Para a global compliance director da Embraer, Giovana Martinez, o setor ainda é novo, o que pode contribuir para a abertura de mais oportunidades para as mulheres. Pelo menos foi o que ocorreu no caso dela. Desde o início da carreira, a advogada trabalhou em grandes empresas e, em 2009, começou a atuar com o compliance como parte do setor jurídico da companhia em que trabalhava.
Em 2013, foi convidada para chefiar a área de compliance da empresa no Brasil. “Eu vi aí uma oportunidade. Já gostava do tema e das tarefas que desempenhava. Além disso, era uma chance de crescimento na carreira”, conta Giovana. Cinco anos depois, se tornou responsável global pelo compliance na Embraer. “Naquela época, ninguém acreditava que esse setor podia crescer tanto. Achavam que teria um boom e depois iria sumir. Talvez por isso nem todo mundo tenha tido coragem de se arriscar e investir no compliance.

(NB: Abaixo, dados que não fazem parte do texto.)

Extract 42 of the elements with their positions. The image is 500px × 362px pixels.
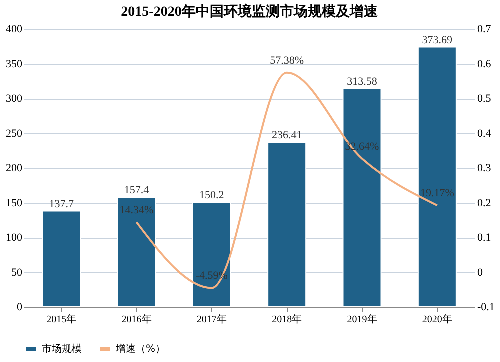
x-tick-label: 2020年 xyxy=(422,314,452,326)
y-tick-label: 200 xyxy=(6,162,23,174)
y2-tick-label: 0.2 xyxy=(478,197,492,210)
data-label: 14.34% xyxy=(120,204,154,216)
x-tick-label: 2015年 xyxy=(46,314,77,326)
x-tick-label: 2016年 xyxy=(122,314,152,326)
y2-tick-label: 0 xyxy=(478,266,484,279)
bar xyxy=(42,210,82,308)
y-tick-label: 50 xyxy=(12,266,23,279)
y-tick-label: 400 xyxy=(6,24,23,36)
bar xyxy=(192,202,232,308)
y2-tick-label: 0.1 xyxy=(478,232,492,244)
legend-label: 增速（%） xyxy=(115,343,166,355)
data-label: 373.69 xyxy=(422,34,454,46)
chart-title: 2015-2020年中国环境监测市场规模及增速 xyxy=(121,3,379,20)
data-label: 137.7 xyxy=(49,198,74,210)
data-label: 313.58 xyxy=(347,76,378,88)
legend-label: 市场规模 xyxy=(42,343,82,355)
bar xyxy=(268,142,307,308)
y-tick-label: 100 xyxy=(6,232,23,244)
y-tick-label: 300 xyxy=(6,93,23,105)
y-tick-label: 350 xyxy=(6,58,23,70)
y-tick-label: 0 xyxy=(17,302,23,314)
y2-tick-label: 0.4 xyxy=(478,128,492,140)
y-tick-label: 150 xyxy=(6,197,23,210)
x-tick-label: 2017年 xyxy=(196,314,227,326)
y2-tick-label: -0.1 xyxy=(478,302,495,314)
y2-tick-label: 0.5 xyxy=(478,93,492,105)
bar xyxy=(117,197,156,308)
data-label: 236.41 xyxy=(272,130,302,142)
x-tick-label: 2018年 xyxy=(272,314,302,326)
bar xyxy=(418,46,457,308)
data-label: 157.4 xyxy=(124,184,150,197)
bar xyxy=(342,88,382,308)
x-tick-label: 2019年 xyxy=(347,314,378,326)
y2-tick-label: 0.7 xyxy=(478,24,492,36)
y2-tick-label: 0.6 xyxy=(478,58,492,70)
y2-tick-label: 0.3 xyxy=(478,162,492,174)
data-label: 19.17% xyxy=(420,188,454,200)
data-label: 57.38% xyxy=(270,54,304,67)
data-label: 150.2 xyxy=(200,190,224,202)
y-tick-label: 250 xyxy=(6,128,23,140)
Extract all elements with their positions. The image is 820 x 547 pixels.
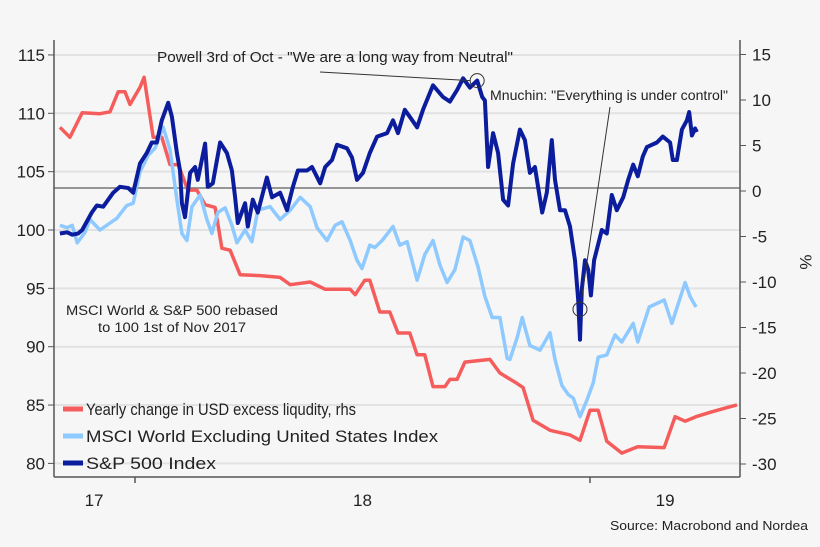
x-axis-tick-label: 19 <box>656 491 675 510</box>
left-axis-tick-label: 115 <box>18 46 45 65</box>
annotation-powell-leader <box>319 71 471 82</box>
annotation-powell: Powell 3rd of Oct - "We are a long way f… <box>157 50 513 66</box>
x-axis-tick-label: 18 <box>353 491 372 510</box>
left-axis-tick-label: 90 <box>26 338 45 357</box>
annotation-powell-marker <box>469 73 485 89</box>
axes: 80 85 90 95 100 105 110 115 -30 -25 -20 -15 -10 -5 0 5 1… <box>17 40 777 510</box>
series-line-sp500 <box>59 76 699 342</box>
left-axis-tick-label: 110 <box>18 104 45 123</box>
right-axis-tick-label: 15 <box>752 46 771 65</box>
legend: Yearly change in USD excess liqudity, rh… <box>63 400 439 473</box>
left-axis-tick-label: 95 <box>26 279 45 298</box>
chart-note-line-1: MSCI World & S&P 500 rebased <box>66 303 278 318</box>
legend-label: Yearly change in USD excess liqudity, rh… <box>86 400 356 419</box>
right-axis-tick-label: 10 <box>752 91 771 110</box>
series-line-liquidity <box>58 75 738 455</box>
left-axis-tick-label: 85 <box>26 396 45 415</box>
series-line-msci <box>59 125 698 419</box>
series-lines <box>58 75 738 455</box>
annotation-mnuchin: Mnuchin: "Everything is under control" <box>490 87 728 103</box>
right-axis-tick-label: -10 <box>752 273 777 292</box>
left-axis-tick-label: 100 <box>17 221 45 240</box>
chart-note-line-2: to 100 1st of Nov 2017 <box>98 320 246 335</box>
left-axis-tick-label: 80 <box>26 454 45 473</box>
right-axis-tick-label: 5 <box>752 137 761 156</box>
annotations: Powell 3rd of Oct - "We are a long way f… <box>157 50 728 317</box>
right-axis-tick-label: 0 <box>752 182 761 201</box>
right-axis-tick-label: -30 <box>752 455 777 474</box>
annotation-mnuchin-marker <box>572 301 588 317</box>
legend-label: MSCI World Excluding United States Index <box>86 427 439 446</box>
right-axis-tick-label: -25 <box>752 410 777 429</box>
right-axis-tick-label: -15 <box>752 319 777 338</box>
gridlines <box>54 53 740 465</box>
left-axis-tick-label: 105 <box>17 163 45 182</box>
right-axis-tick-label: -20 <box>752 364 777 383</box>
right-axis-tick-label: -5 <box>752 228 767 247</box>
legend-label: S&P 500 Index <box>86 454 217 473</box>
annotation-mnuchin-leader <box>580 106 611 303</box>
right-axis-label: % <box>796 254 815 269</box>
source-label: Source: Macrobond and Nordea <box>610 518 809 533</box>
x-axis-tick-label: 17 <box>85 491 104 510</box>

E acho que as mulheres aproveitaram a chance que surgiu”, afirma Giovana.
A opinião é corroborada pela advogada Juliana Nascimento, chief compliance officer da Unimed Cuiabá. “Por ser uma área nova e por termos um movimento de empoderamento feminino no mundo, com o apoio dos homens, acho que a gente está tomando uma nova vertente e as mulheres estão conseguindo se destacar.”
Percebendo essa presença feminina no setor, Juliana e advogada Anne Caroline Prudêncio criaram em setembro do passado o Compliance Women Committee. O grupo já conta com a participação de cerca de 450 mulheres que atuam na área no Brasil e em outros países da América Latina. “Acho que ocorre uma identificação com as atribuições do cargo. A gente tem uma ligação com a questão da integridade, do empoderamento feminino, dos direitos humanos”, afirma Juliana.
O objetivo principal do comitê é promover a troca de experiências entre as participantes. Mas o espaço também serve como suporte pessoal, de acordo com Anne Caroline, que é sócia de um escritório que presta consultoria em compliance para grandes empresas. “A gente usa muito o grupo para ajudar mulheres que não tiveram apoio a conseguirem autoconfiança para criar o próprio negócio ou para crescer na empresa. Mostrar exemplos de quem já conseguiu subir e estimular isso dentro da mulher”, explica.